16:50 Well, that's neat.

16:50 Yeah.

16:51 And you can build, like, extensions and plugins.

16:53 So, like, that CSV thing, it's probably, like, a JupyterLab extension.

16:56 Nice.

16:57 So, yet another really cool thing going on there.

17:01 And I guess the final piece, a tip, maybe from the very first one from this segment is, Daniel said, one thing that can happen is when you log into, say, like, the Azure notebook, some of their dependencies are a little bit old, like Pandas or Matplotlib or something like that.
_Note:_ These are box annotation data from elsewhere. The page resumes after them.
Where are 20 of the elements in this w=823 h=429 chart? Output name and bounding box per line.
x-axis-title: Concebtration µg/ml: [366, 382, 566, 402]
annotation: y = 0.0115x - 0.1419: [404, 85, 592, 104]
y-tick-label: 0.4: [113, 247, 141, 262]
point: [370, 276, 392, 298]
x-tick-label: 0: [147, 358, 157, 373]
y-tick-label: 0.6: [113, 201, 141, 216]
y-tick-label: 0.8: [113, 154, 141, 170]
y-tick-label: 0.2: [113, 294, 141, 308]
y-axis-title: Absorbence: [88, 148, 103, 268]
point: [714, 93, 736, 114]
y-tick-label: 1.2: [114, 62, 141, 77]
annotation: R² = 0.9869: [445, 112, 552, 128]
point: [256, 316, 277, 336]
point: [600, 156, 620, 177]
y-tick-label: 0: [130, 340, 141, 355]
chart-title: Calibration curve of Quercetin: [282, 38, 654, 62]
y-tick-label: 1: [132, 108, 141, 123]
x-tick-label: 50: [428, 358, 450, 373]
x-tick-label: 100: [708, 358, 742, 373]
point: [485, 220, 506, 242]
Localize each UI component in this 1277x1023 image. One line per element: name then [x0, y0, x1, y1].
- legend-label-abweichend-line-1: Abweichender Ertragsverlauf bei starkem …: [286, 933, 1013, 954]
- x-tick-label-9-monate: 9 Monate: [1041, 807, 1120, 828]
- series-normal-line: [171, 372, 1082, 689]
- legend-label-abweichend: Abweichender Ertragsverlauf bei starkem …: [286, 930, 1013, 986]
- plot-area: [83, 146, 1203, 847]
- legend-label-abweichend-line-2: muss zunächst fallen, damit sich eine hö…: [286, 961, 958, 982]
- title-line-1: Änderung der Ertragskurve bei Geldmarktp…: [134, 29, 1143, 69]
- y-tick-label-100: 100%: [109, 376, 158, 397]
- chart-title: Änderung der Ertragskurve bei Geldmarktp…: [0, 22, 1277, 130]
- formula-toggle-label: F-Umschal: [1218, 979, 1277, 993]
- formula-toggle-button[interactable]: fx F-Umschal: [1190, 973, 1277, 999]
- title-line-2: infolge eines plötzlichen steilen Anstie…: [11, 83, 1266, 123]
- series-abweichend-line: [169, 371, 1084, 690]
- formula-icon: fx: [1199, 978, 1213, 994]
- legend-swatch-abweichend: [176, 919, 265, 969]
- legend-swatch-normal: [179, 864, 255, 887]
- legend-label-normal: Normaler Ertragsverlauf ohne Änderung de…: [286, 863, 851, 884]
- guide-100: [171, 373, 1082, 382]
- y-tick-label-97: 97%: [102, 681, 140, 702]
17:18 He shows you how to import pip and then execute pip inside your notebook to force it to upgrade the dependencies in your project.

17:26 Oh, okay.

17:27 And it's good that you put – you're going to put the snippet in our notes.

17:30 Yeah, the snippet is in there.

17:32 But you can basically – it shows you how to, from code, run pip to upgrade stuff, which I think is interesting and useful outside of just notebooks.

17:41 But it happens to be, like, if you don't get a remote into them, to the servers, you still want to upgrade stuff.

17:45 It's pretty helpful.

17:46 Yeah, nice.

17:47 Cool.

17:48 All right.

17:48 Whew.

17:48 That's a lot of notebook news.

17:49 We'll probably have more next week.

17:50 Probably.

17:51 Probably.

17:52 It's really cool, though, to see so much innovation and creativity around this stuff.

17:57 So it's kind of a paradox of choice problem going on.